Later, in the church hall, when McCartney showed the other boys his Gene Vincent and Little Richard impersonations, they were impressed by his ability but put off by his casual self-confidence.
Yet a week later, a mutual friend told McCartney that Lennon wanted him in the band. During the next few months, the two boys spent hours together, honing their skills. Lennon would come over to McCartney’s house, and they would sit with their guitars and an old school notebook. “I would write down anything we came up with, starting at the top of each page with ‘A Lennon-McCartney Original’ . . .” McCartney remembered in Barry Miles’ book ‘Paul McCartney: Many Years from Now.’ “We saw ourselves as very much the next great songwriting team.” The myth endures that the Liverpool music scene was somehow unique because, as a port city, it came into close contact with American blues. But the truth is more mundane. For at the time there were literally thousands of other beat groups in England, appealing to a swollen and newly affluent teenage market.

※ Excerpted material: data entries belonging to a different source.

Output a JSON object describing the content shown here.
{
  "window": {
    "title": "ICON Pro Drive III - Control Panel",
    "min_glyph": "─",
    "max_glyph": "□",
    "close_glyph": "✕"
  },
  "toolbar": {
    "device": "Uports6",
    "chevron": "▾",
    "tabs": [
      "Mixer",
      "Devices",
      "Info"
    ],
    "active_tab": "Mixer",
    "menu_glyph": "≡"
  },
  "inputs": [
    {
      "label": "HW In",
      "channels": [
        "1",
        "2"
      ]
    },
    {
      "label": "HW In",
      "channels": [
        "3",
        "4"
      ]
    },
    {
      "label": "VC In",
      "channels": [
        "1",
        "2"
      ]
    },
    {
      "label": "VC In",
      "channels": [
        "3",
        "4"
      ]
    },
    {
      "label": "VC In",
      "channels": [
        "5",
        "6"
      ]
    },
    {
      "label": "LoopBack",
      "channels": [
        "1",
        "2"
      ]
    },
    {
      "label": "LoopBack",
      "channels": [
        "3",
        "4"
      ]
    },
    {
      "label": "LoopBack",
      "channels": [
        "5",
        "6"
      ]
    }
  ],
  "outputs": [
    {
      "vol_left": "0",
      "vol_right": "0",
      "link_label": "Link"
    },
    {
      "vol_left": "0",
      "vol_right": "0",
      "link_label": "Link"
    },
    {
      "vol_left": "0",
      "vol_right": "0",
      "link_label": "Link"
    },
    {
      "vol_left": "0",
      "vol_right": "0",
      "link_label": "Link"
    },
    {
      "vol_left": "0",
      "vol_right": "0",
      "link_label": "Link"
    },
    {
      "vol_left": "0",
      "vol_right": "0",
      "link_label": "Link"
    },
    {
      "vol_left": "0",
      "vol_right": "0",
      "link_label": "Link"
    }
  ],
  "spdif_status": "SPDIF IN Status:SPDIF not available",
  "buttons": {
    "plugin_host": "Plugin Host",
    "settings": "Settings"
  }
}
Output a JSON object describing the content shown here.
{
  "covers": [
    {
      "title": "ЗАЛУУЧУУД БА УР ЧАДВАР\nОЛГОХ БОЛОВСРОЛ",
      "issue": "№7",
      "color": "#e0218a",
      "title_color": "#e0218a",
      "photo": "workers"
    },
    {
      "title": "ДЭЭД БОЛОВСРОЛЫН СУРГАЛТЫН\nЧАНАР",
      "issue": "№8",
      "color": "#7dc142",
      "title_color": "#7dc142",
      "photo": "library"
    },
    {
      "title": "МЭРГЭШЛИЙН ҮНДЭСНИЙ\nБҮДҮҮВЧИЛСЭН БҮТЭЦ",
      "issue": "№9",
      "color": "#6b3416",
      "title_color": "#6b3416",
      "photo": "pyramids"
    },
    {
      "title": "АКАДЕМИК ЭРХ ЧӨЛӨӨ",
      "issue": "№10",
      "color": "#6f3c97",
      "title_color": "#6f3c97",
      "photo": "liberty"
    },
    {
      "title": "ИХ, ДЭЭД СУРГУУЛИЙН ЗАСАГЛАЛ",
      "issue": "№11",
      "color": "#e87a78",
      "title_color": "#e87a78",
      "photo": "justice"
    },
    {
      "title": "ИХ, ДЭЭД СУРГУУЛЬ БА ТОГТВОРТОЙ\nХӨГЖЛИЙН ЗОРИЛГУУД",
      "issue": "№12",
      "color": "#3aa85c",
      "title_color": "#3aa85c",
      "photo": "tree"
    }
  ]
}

By the turn of the decade, almost every provincial city, basking in the glow of postwar affluence, universal education and vastly expanded cultural horizons, boasted its own beat circuit of record shops, music papers and jazz clubs.
So what set Lennon and McCartney apart? Hard work, of course; their alertness to the cultural trends of the era; their willingness to develop and mature, both as men and as musicians. Then there was the matchless alchemy between them. They were very different characters: While Lennon was caustic and rebellious, McCartney was dependable and emollient. But their differences fueled their ferociously creative drive.
Even at the beginning, smart critics recognised the achievement. In 1963, William Mann, of The Times, stunned the music world by naming the Beatles “the outstanding English composers of the year.”
Most readers thought that Mann had gone mad. Time, however, has proved him right: A century from now, when much 20th-century music is completely forgotten, it is a fair bet that people somewhere will still be singing “Hey Jude” or “Penny Lane.”
Like Shakespeare, another provincial Englishman who produced greatness from nowhere, the Beatles surpassed their modest beginnings.
Like all great artists, they transcended their immediate historical circumstances. Perhaps nobody has come closer to capturing the vigour, optimism and sheer possibility of being young.
From the church fête onward, with a new world of music in front of them, with their fathers’ war behind them, and in the benign setting of their Liverpool upbringing, theirs was a music of affirmation, of hope, of youth. They were England’s children, but they belong to the world.